御開山は、自著を「教行証文類」(『顕浄土真実教行証文類』)とされた。もちろんその内容は教・行・信・証となっているのだが、仏教である限りは「信」のみで「行」を抜きにした教義体系はありえない。
明治期以降のキリスト教を基底とする西欧思想から派生する西洋哲学の影響下で、浄土真宗における信を観念的に捉えてしまった弊害であろう。

「教行証文類」の「総序」には、

捨穢忻浄 迷行惑信 心昏識寡 悪重障多 特仰如来発遣 必帰最勝直道 専奉斯行 唯崇斯信。

穢を捨て浄を欣(ねが)ひ、行に迷ひ信に惑ひ、心昏(くら)く識(さとり)寡(すくな)く、悪重く障(さわり)多きもの、ことに如来(釈尊)の発遣を仰ぎ、かならず最勝の直道に帰して、もつぱらこのに奉へ、ただこのを崇めよ。
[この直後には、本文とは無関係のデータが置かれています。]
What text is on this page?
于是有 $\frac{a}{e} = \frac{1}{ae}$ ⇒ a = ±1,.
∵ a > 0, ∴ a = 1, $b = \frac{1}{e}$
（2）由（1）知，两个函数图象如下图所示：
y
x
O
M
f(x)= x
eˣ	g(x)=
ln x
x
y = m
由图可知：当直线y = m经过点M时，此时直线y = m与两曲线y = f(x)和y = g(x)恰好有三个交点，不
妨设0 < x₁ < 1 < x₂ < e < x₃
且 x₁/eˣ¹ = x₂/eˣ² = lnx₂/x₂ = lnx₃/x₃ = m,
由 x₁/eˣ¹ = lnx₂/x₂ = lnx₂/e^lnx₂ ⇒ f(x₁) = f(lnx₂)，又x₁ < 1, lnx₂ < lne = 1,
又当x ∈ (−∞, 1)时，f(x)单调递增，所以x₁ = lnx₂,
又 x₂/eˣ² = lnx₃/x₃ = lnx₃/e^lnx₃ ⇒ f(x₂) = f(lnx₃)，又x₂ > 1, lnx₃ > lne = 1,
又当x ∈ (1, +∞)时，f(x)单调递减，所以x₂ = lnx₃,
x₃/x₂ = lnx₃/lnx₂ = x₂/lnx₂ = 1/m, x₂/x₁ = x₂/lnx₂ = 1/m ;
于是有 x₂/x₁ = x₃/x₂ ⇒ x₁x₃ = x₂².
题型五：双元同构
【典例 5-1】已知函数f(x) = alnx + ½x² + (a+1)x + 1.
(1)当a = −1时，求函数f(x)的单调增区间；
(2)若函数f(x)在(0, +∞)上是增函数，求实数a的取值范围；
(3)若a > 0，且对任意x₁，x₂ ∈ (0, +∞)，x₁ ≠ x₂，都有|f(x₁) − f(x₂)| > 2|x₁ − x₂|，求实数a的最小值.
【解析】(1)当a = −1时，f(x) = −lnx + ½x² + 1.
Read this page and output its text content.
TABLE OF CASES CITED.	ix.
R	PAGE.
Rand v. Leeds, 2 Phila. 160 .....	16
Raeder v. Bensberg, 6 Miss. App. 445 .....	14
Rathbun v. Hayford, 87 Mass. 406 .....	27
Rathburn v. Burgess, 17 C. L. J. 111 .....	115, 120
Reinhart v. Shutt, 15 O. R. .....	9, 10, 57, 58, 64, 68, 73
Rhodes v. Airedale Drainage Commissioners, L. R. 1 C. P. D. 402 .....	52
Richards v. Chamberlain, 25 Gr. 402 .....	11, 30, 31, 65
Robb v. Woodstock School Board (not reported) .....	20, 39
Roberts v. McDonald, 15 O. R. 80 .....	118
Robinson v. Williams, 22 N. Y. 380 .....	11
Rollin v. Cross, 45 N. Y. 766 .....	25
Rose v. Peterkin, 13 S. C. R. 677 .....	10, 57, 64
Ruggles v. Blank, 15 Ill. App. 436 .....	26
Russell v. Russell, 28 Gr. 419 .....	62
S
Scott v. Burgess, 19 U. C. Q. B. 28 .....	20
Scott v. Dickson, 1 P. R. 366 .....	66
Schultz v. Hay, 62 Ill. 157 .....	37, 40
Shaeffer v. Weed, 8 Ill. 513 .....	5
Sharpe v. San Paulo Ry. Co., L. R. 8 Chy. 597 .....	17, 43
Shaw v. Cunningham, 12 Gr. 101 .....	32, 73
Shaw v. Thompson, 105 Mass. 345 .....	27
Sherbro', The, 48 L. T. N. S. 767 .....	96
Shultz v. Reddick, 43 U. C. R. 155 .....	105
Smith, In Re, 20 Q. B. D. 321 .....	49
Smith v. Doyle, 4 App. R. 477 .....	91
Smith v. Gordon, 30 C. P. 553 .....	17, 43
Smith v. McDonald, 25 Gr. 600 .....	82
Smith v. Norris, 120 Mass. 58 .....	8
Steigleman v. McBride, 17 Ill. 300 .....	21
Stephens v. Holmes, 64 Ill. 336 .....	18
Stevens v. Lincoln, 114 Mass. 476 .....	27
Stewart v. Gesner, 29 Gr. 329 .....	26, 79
と、「専奉斯行 唯崇斯信(もつぱらこの行に奉(つか)へ、ただこの信を崇(あが)めよ)」と、浄土真宗に於ける行と信を顕しておられた。
この行とは、口に称えられる〔なんまんだぶ〕なのだが、近代の坊さんは、門徒の口に称えられている本願招喚の称名を、家永三郎氏のいふ呪文としか見えなかったのであろう。卑近な例だが、近代教学の影響が多であった大谷派では法座の場で〔なんまんだぶ〕を称えていると、まるで異安心のような白眼視の取り扱いを受ける。越前の吉崎御坊では春先に東西両本願寺が同時に「蓮如忌」を営むので両派の法座の雰囲気を知ることができる。大谷派の法座では門徒の〔なんまんだぶ〕の声を聴くことはまれである。
ともあれ、浄土真宗の先達は教行証といふ「三法門」と、行から信を開いた教行信証の「四法門」といふ概念でご法義を示して下さった。
それはまた、キリスト教風の「信心正因」一本やりの近代教学に、行の「称名業因」といふ概念を導入して下さった先達のご苦労であった。
蓮如さんは、浄土宗西山派から導入した「平生業成」に煩いのだが、業とは行為であるので業成とあるように信心業成ではなく、〔なんまんだぶ〕と称える行業が「業事成弁」することであった。
ともあれ「業因」と「正因」について考察することも、在野の一門徒としては楽しいものである。ありがたいこっちゃな。